Every Sunday of Advent, the Church, who orders her worship under the divine guidance of the Holy Ghost, provides us with a set of antiphons to accompany the four Psalms and the Canticle of the Blessed Virgin Mary, the Magnificat. What is an antiphon? It is a composition of passages and images from Sacred Scripture, artfully woven together, and given a voice by means of the chant
The antiphons of the Divine Office are, in every season and on every feast, sacraments — let us say “sacramentals” — by which our minds are enlightened, our hearts are inflamed with divine love, and our wills are healed, strengthened, and reordered to choose lasting joy over every selfish inclination and passing trifle. At the same time, the antiphons of the Divine Office are, even before they enlighten, and inflame, and heal us, pure praise of God. We sing the antiphons not for what we will learn from them or get out of them, but because they express the praise due to God alone. It is, in some way, in forgetting ourselves, in going out of ourselves, in rising above ourselves to praise God, that, almost imperceptibly, what is dark in us grows bright, what is cold in us grows warm, and what is twisted in us is made straight. Let us look then at the five antiphons given us this evening.
Antiphon 1: The Lord will come, and will not tarry; He both will bring to light the hidden things of darkness, and will make Himself manifest to all people. Alleluia.
This is a word of reassurance drawn from the prophet Habacuc and from Saint Paul. Just when we begin to sink into self-pity and begin to lose our footing in the edge of despondency, we are given this promise of hope. Things hidden from us now under a veil of darkness will be brought to light. The Lord will show us His Face. He will cause us to hear His voice. And in that day, we will pass from believing and hoping to seeing and possessing.

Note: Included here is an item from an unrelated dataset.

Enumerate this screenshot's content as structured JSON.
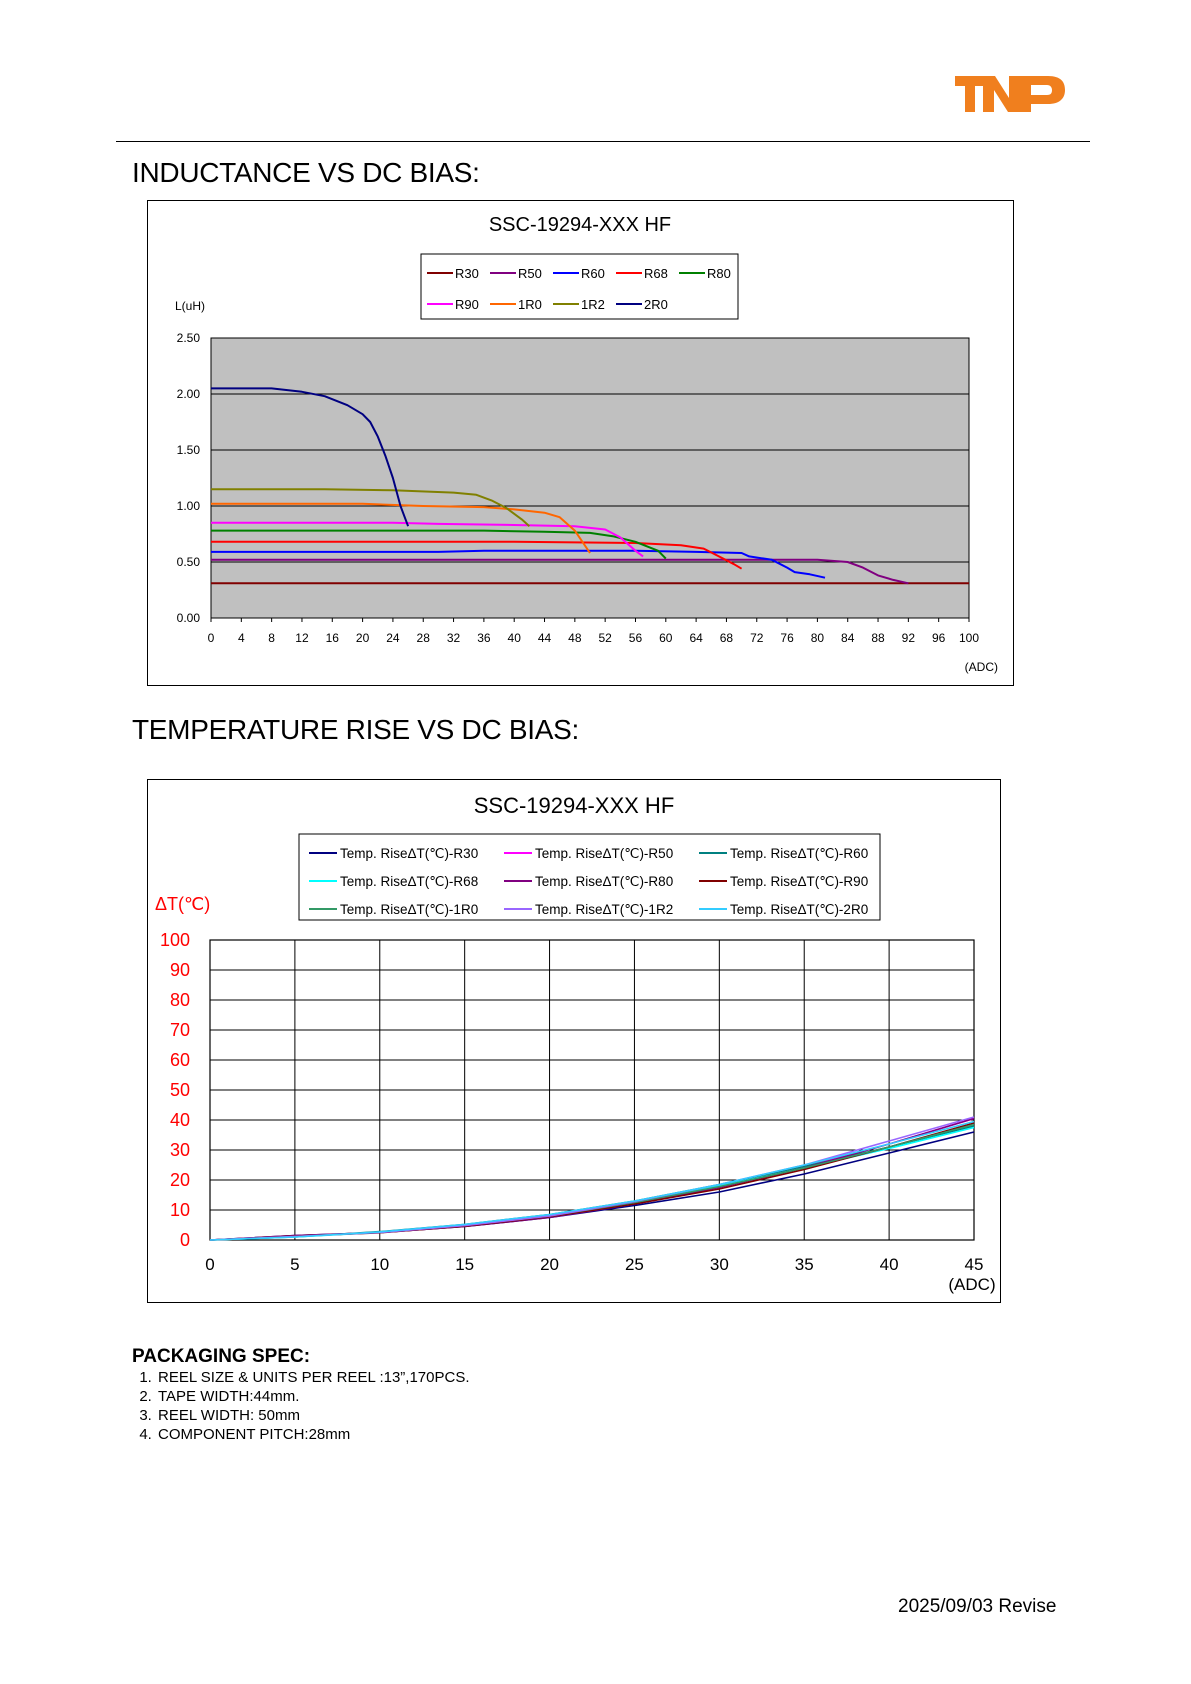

Antiphon 2: Rejoice greatly, O Jerusalem, for thy Saviour cometh unto thee. Alleluia.
Who is Jerusalem? Jerusalem is, first of all, the city of God’s Chosen People, the place of His Temple, the tenting place of His glory. But now, in the light of Christ, Jerusalem is the Virgin Mary; Jerusalem is the Church Catholic; Jerusalem is every faithful soul. You are, each of you, Jerusalem, and so am I. And to each of us, as to Our Lady and to the Church, the prophet Joel says: Rejoice greatly, for thy Saviour cometh unto thee. Alleluia.
Antiphon 3: I will place salvation in Sion, and My glory in Jerusalem. Alleluia.
This is a promise of God, made by the mouth of the prophet Isaias, and fulfilled in Christ and in the Church for our sakes. “I will place salvation in Sion.” The Church of Christ, endowed with the seven sacraments, is the place of our salvation, that is the place of our restoration to health of soul and body. The Church is the place wherein the Divine Physician waits for all who are broken, wounded, confused, and distressed. And the Church of Christ is the place where, even now, as in a mirror darkly, we catch a glimpse of the glory of God that shines on the Face of His Christ. There is no tabernacle on earth that, sheltering the Sacred Host, is not the place where Glory dwells, that is where we, drawn on by faith, can discover a glimpse of what awaits us in heaven.
Antiphon 4: We should live justly and piously, looking for that blessed hope and the coming of the Lord.
It is Saint Paul writing to Titus who addresses us in the fourth antiphon: “We should live justly and piously, looking for that blessed hope and the coming of the Lord.” To live justly is to live in such a way that one’s mind, heart, and will are adjusted to the Will of God. The man who lives justly adjusts himself to the prayer of Jesus to the Father: “Father, if thou wilt, remove this chalice from me: but yet not my will, but thine be done” ( Luke 22:42). To live piously is to live under the influence of the gift of piety, one of the seven gifts of the Holy Ghost. The gift of piety disposes one to live with childlike reliance on the Father’s goodness and with confidence in the Father’s love. It disposes one to fear offending God and to seek always the things that please Him. Why did the Word become flesh? In order to communicate to us the grace of divine sonship, in order to make us by grace what He is by nature. It is this that fills us, not with dread of things to come, but with an irrepressible and joyful hope.
Finally, there is the fifth antiphon, that of the Magnificat. It is addressed not to us, but to Mary, full of grace; to Mary, the Cause of Our Joy; to Mary, blessed among women.
Antiphon at the Magnificat: Blessed art thou, O Mary, who hast believed the Lord, for there shall be a performance of those things which were told thee from the Lord. Alleluia.
This is a song in praise of the Blessed Virgin Mary’s faith, for it is by her faith that we have faith. It is because she hoped that we can hope. It is because Our Lady held fast to the word announced to her by the Angel, that we can stake our lives on every word of God.
And so, you see, dear friends, the treasure that we are given in the antiphons of the Divine Office. Let not such a treasure slip away into oblivion. Store up in your hearts the words and the melodies of this Advent Vesper Office, and you will go away mysteriously, but really, illumined, warmed, and healed.